My mother in law fell again.  She is OK, with nothing broken, but did hurt herself, and is struggling with pain.  And now, we are struggling with the pain brought by the mass shooting in Newtown.  In a strange way, these events are related.

I think we are very close tothe point where Mom is not going to be able to live by herself and Bil any more.  Pure and simple- society does not support individuals with Aspergers or autism, doesn't support their families, doesn't support their siblings, or their parents.

At Christmastime, we are going to have to talk about Mom's future and Bil's.  It isn't going to be a pleasant conversation.  But she is now at the age where injuries are just not going to heal.  And Bil really can't help her anymore.

Bil is one broken hip (his mother's) away from a major life change - and our lives, too.

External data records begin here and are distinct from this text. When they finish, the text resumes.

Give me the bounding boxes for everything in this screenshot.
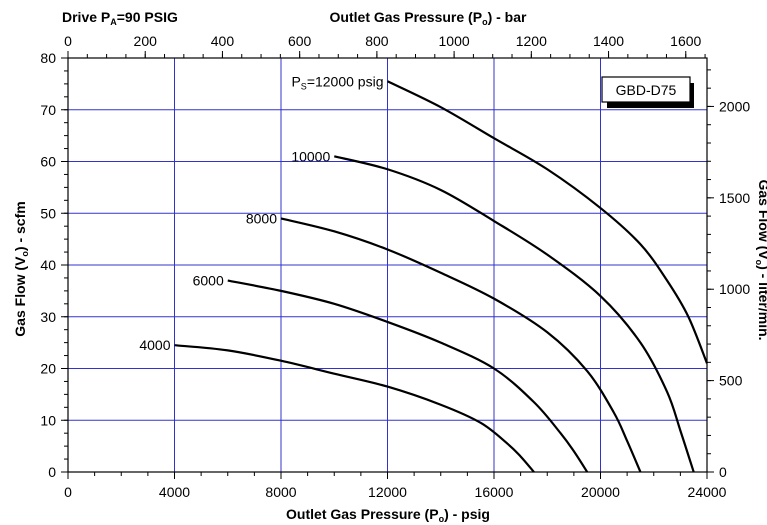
x-top-tick-label: 1000 xyxy=(439,33,470,49)
x-bottom-tick-label: 8000 xyxy=(265,484,296,500)
drive-pressure-label: Drive PA=90 PSIG xyxy=(62,9,178,27)
x-top-axis-title: Outlet Gas Pressure (Po) - bar xyxy=(330,9,527,27)
y-left-tick-label: 70 xyxy=(40,102,56,118)
y-left-tick-label: 50 xyxy=(40,205,56,221)
grid-lines xyxy=(68,58,707,472)
x-top-tick-label: 1400 xyxy=(593,33,624,49)
flow-curve-4000 xyxy=(174,344,535,473)
axis-ticks xyxy=(61,51,714,479)
x-bottom-tick-label: 20000 xyxy=(581,484,620,500)
flow-curve-6000 xyxy=(227,279,589,473)
x-top-tick-label: 600 xyxy=(288,33,312,49)
curve-labels: 4000 6000 8000 10000 PS=12000 psig xyxy=(139,73,383,353)
x-bottom-tick-label: 12000 xyxy=(368,484,407,500)
y-right-tick-label: 1000 xyxy=(719,281,750,297)
x-bottom-axis-title: Outlet Gas Pressure (Po) - psig xyxy=(286,506,490,524)
flow-curve-10000 xyxy=(333,155,695,473)
flow-curves xyxy=(174,80,709,473)
curve-label-10000: 10000 xyxy=(291,148,330,164)
y-left-axis-title: Gas Flow (Vo) - scfm xyxy=(12,201,30,336)
y-left-tick-label: 80 xyxy=(40,50,56,66)
x-top-tick-label: 200 xyxy=(134,33,158,49)
flow-curve-8000 xyxy=(280,217,642,473)
x-bottom-tick-label: 4000 xyxy=(159,484,190,500)
y-left-tick-label: 40 xyxy=(40,257,56,273)
x-bottom-tick-label: 24000 xyxy=(688,484,727,500)
x-top-tick-label: 0 xyxy=(64,33,72,49)
x-bottom-tick-label: 16000 xyxy=(475,484,514,500)
curve-label-6000: 6000 xyxy=(193,273,224,289)
x-top-tick-label: 800 xyxy=(365,33,389,49)
y-right-tick-label: 0 xyxy=(719,464,727,480)
x-top-tick-label: 400 xyxy=(211,33,235,49)
y-left-tick-label: 60 xyxy=(40,154,56,170)
model-label: GBD-D75 xyxy=(616,82,677,98)
y-right-tick-label: 1500 xyxy=(719,190,750,206)
model-label-box: GBD-D75 xyxy=(601,76,694,108)
flow-curve-12000 xyxy=(387,80,709,364)
y-right-tick-label: 500 xyxy=(719,373,743,389)
x-top-tick-label: 1200 xyxy=(516,33,547,49)
x-top-tick-label: 1600 xyxy=(670,33,701,49)
curve-label-12000: PS=12000 psig xyxy=(291,73,383,91)
y-left-tick-label: 20 xyxy=(40,361,56,377)
y-left-tick-label: 30 xyxy=(40,309,56,325)
x-bottom-tick-label: 0 xyxy=(64,484,72,500)
y-left-tick-label: 10 xyxy=(40,412,56,428)
curve-label-8000: 8000 xyxy=(246,210,277,226)
curve-label-4000: 4000 xyxy=(139,337,170,353)
y-left-tick-label: 0 xyxy=(48,464,56,480)
y-right-axis-title: Gas Flow (Vo) - liter/min. xyxy=(754,179,767,340)
y-right-tick-label: 2000 xyxy=(719,98,750,114)
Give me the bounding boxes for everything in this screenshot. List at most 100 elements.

And that broken hip will make Bil homeless, if Mom has to leave her home for more than a year.

And then, what?

Do you know what I am afraid of? The aftermath of Newtown and the horrific shooting there by a 20 year old man who was obviously mentally ill.

There are rumors that the shooter had Asperger's Syndrome.  People are going to equate his mental illness with Aspergers Syndrome.  And then what?  Will people become afraid of all individuals with Aspergers? 

I think we've just seen the tip of the iceberg.

Saturday, December 1, 2012

The Final Days

Thanksgiving with Bil will be the last Thanksgiving of the status quo.  I know that now.

My mother in law's days are numbered before she suffers another fall.  She increasingly is losing energy.  She has the will, and has a very positive attitude, but her constant pain and other problems are wearing her down. She would have had to be superhuman not to become more and more wore down.

During our visit down to Bil, we spent a couple of hours filling out Bil's Medicaid renewal paperwork.  We still don't have a clear indication of how he latest budget cuts will impact Bil, but his Medicaid Service Coordinator has such a heavy caseload that she can barely keep track of Bil any more.

We will see my mother in law next at Christmastime.